Size induced structural changes in maricite-NaFePO4: an in-depth study by experiment and simulations

Abstract

Rechargeable batteries based on the most abundant elements, such as sodium and iron, have a great potential in the development of cost effective sodium ion batteries for large scale energy storage devices. We report, for the first time, crystallite size dependent structural investigations on maricite-NaFePO₄ through X-ray diffraction, X-ray absorption spectroscopy and theoretical simulations. Rietveld refinement analysis on the X-ray diffraction data reveals that a decrease in the unit cell parameters leads to volume contraction upon reduction in the crystallite size.
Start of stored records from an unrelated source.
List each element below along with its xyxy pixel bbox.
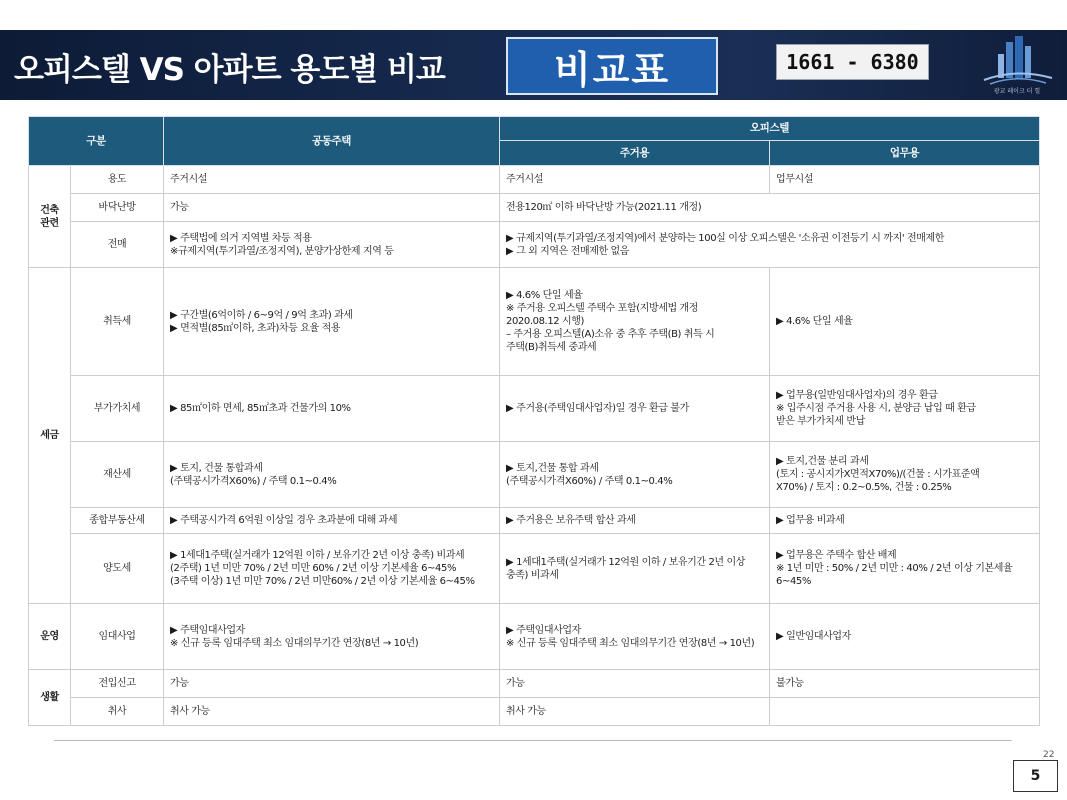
cell-residential: 취사 가능 [500,698,770,726]
cell-business: 업무시설 [770,166,1040,194]
row-label: 재산세 [71,442,164,508]
group-construction: 건축 관련 [29,166,71,268]
cell-business [770,698,1040,726]
group-living: 생활 [29,670,71,726]
table-row [29,508,1040,534]
cell-business: ▶ 4.6% 단일 세율 [770,268,1040,376]
table-row [29,268,1040,376]
table-row [29,222,1040,268]
cell-business: ▶ 업무용(일반임대사업자)의 경우 환급 ※ 입주시점 주거용 사용 시, 분양금 납입 때 환급 받은 부가가치세 반납 [770,376,1040,442]
cell-apartment: 주거시설 [164,166,500,194]
row-label: 용도 [71,166,164,194]
table-row [29,534,1040,604]
cell-business: 불가능 [770,670,1040,698]
header-business: 업무용 [770,141,1040,166]
cell-apartment: ▶ 주택임대사업자 ※ 신규 등록 임대주택 최소 임대의무기간 연장(8년 → 10년) [164,604,500,670]
cell-residential: 주거시설 [500,166,770,194]
comparison-badge-label: 비교표 [553,47,671,92]
cell-residential: ▶ 주거용(주택임대사업자)일 경우 환급 불가 [500,376,770,442]
phone-box [776,44,929,80]
table-row [29,166,1040,194]
group-operation: 운영 [29,604,71,670]
cell-apartment: 가능 [164,194,500,222]
cell-business: ▶ 일반임대사업자 [770,604,1040,670]
header-apartment: 공동주택 [164,117,500,166]
header-category: 구분 [29,117,164,166]
table-row [29,442,1040,508]
page-number: 5 [1030,768,1041,784]
row-label: 임대사업 [71,604,164,670]
footer-divider [54,740,1012,741]
brand-logo-text: 광교 레이크 더 힐 [993,88,1041,95]
cell-apartment: ▶ 주택공시가격 6억원 이상일 경우 초과분에 대해 과세 [164,508,500,534]
table-row [29,604,1040,670]
phone-number: 1661 - 6380 [786,50,919,74]
row-label: 전입신고 [71,670,164,698]
page-title: 오피스텔 VS 아파트 용도별 비교 [14,52,445,88]
page-number-box [1013,760,1058,792]
cell-apartment: ▶ 토지, 건물 통합과세 (주택공시가격X60%) / 주택 0.1~0.4% [164,442,500,508]
comparison-table [28,116,1040,726]
row-label: 취사 [71,698,164,726]
header-officetel: 오피스텔 [500,117,1040,141]
building-logo-icon [976,32,1058,88]
cell-residential: ▶ 1세대1주택(실거래가 12억원 이하 / 보유기간 2년 이상 충족) 비과세 [500,534,770,604]
cell-residential: ▶ 주거용은 보유주택 합산 과세 [500,508,770,534]
cell-business: ▶ 업무용은 주택수 합산 배제 ※ 1년 미만 : 50% / 2년 미만 : 40% / 2년 이상 기본세율 6~45% [770,534,1040,604]
cell-apartment: ▶ 1세대1주택(실거래가 12억원 이하 / 보유기간 2년 이상 충족) 비과세 (2주택) 1년 미만 70% / 2년 미만 60% / 2년 이상 기본세율 6~45% (3주택 이상) 1년 미만 70% / 2년 미만60% / 2년 이상 기본세율 6~45% [164,534,500,604]
header-residential: 주거용 [500,141,770,166]
header-bar [0,30,1067,100]
table-row [29,670,1040,698]
cell-officetel: 전용120㎡ 이하 바닥난방 가능(2021.11 개정) [500,194,1040,222]
comparison-badge [506,37,718,95]
cell-residential: ▶ 주택임대사업자 ※ 신규 등록 임대주택 최소 임대의무기간 연장(8년 → 10년) [500,604,770,670]
cell-residential: 가능 [500,670,770,698]
row-label: 양도세 [71,534,164,604]
cell-apartment: 가능 [164,670,500,698]
cell-apartment: ▶ 주택법에 의거 지역별 차등 적용 ※규제지역(투기과열/조정지역), 분양가상한제 지역 등 [164,222,500,268]
group-tax: 세금 [29,268,71,604]
cell-business: ▶ 업무용 비과세 [770,508,1040,534]
cell-apartment: ▶ 구간별(6억이하 / 6~9억 / 9억 초과) 과세 ▶ 면적별(85㎡이하, 초과)차등 요율 적용 [164,268,500,376]
row-label: 전매 [71,222,164,268]
cell-residential: ▶ 4.6% 단일 세율 ※ 주거용 오피스텔 주택수 포함(지방세법 개정 2020.08.12 시행) – 주거용 오피스텔(A)소유 중 추후 주택(B) 취득 시 주택(B)취득세 중과세 [500,268,770,376]
cell-officetel: ▶ 규제지역(투기과열/조정지역)에서 분양하는 100실 이상 오피스텔은 '소유권 이전등기 시 까지' 전매제한 ▶ 그 외 지역은 전매제한 없음 [500,222,1040,268]
row-label: 취득세 [71,268,164,376]
cell-business: ▶ 토지,건물 분리 과세 (토지 : 공시지가X면적X70%)/(건물 : 시가표준액 X70%) / 토지 : 0.2~0.5%, 건물 : 0.25% [770,442,1040,508]
cell-residential: ▶ 토지,건물 통합 과세 (주택공시가격X60%) / 주택 0.1~0.4% [500,442,770,508]
cell-apartment: ▶ 85㎡이하 면세, 85㎡초과 건물가의 10% [164,376,500,442]
row-label: 부가가치세 [71,376,164,442]
cell-apartment: 취사 가능 [164,698,500,726]
row-label: 바닥난방 [71,194,164,222]
table-row [29,194,1040,222]
small-page-number: 22 [1043,750,1055,760]
row-label: 종합부동산세 [71,508,164,534]
table-row [29,698,1040,726]
table-row [29,376,1040,442]
brand-logo [976,32,1058,98]
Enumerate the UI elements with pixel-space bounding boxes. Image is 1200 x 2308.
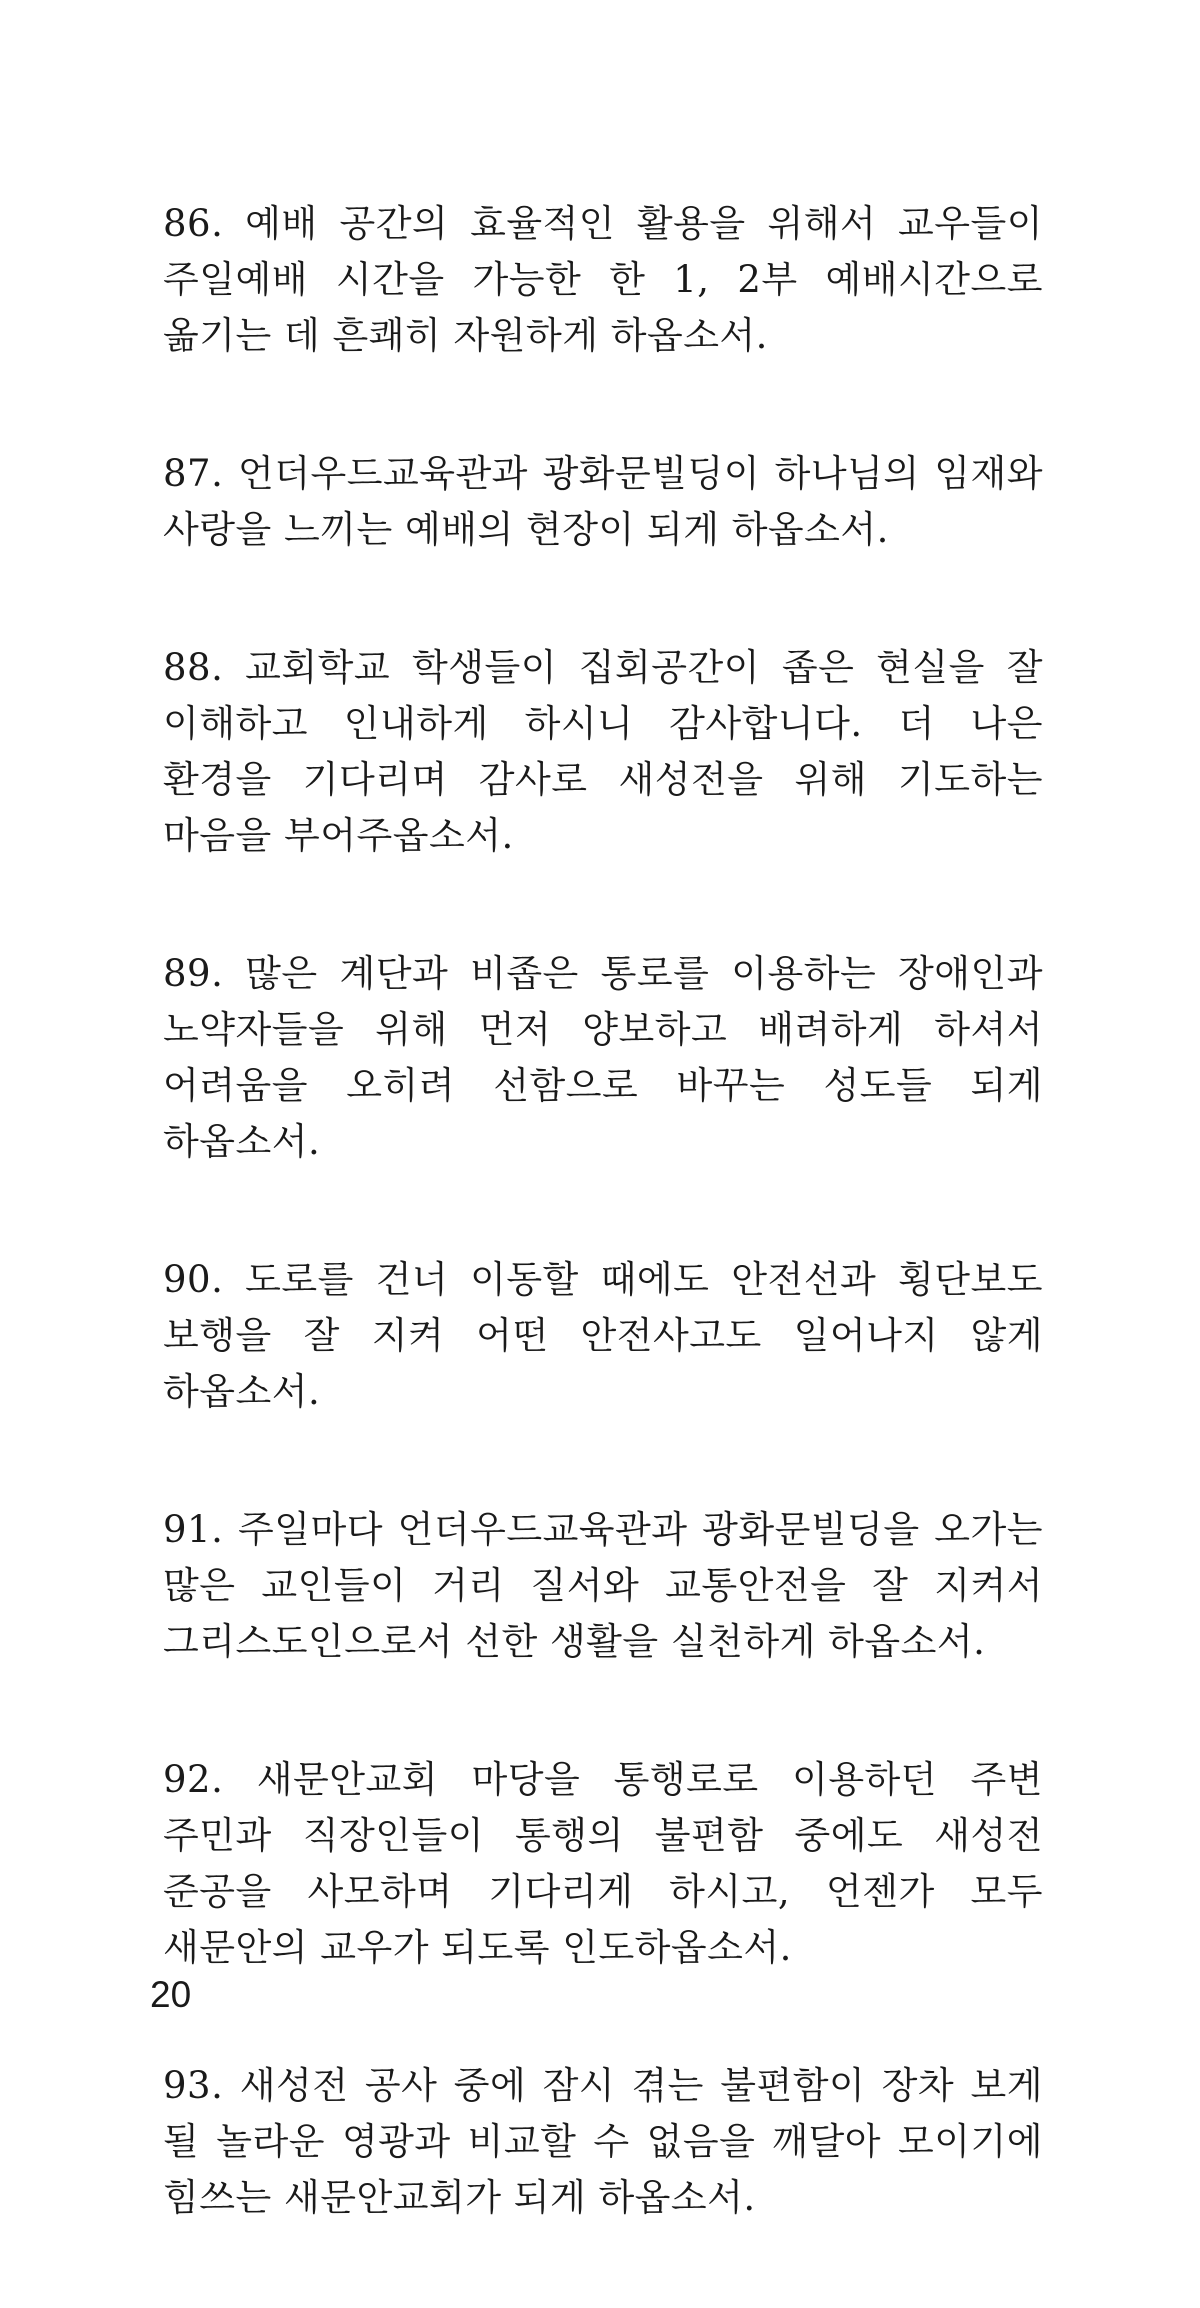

Further, the atomic multiplet simulations on X-ray absorption spectra provide unequivocally a change in the site symmetry of transition metal ions. The high resolution oxygen K-edge spectra reveal a substantial change in the bonding character with the reduction of crystallite size, which is the fundamental cause for the change in the unit cell parameters of maricite-NaFePO₄. In parallel, we performed first-principles density functional theory (DFT) calculations on maricite-NaFePO₄ with different sodium ion vacancy concentrations. The obtained structural parameters are in excellent agreement with the experimental observations on the mesostructured maricite-NaFePO₄. The volumetric changes with respect to crystallite size are related to the compressive strain, resulting in the improvement in the electronic diffusivity. The nano-crystalline maricite-NaFePO₄ with improved kinetics will open a new avenue for its usage as a cathode material in sodium ion batteries.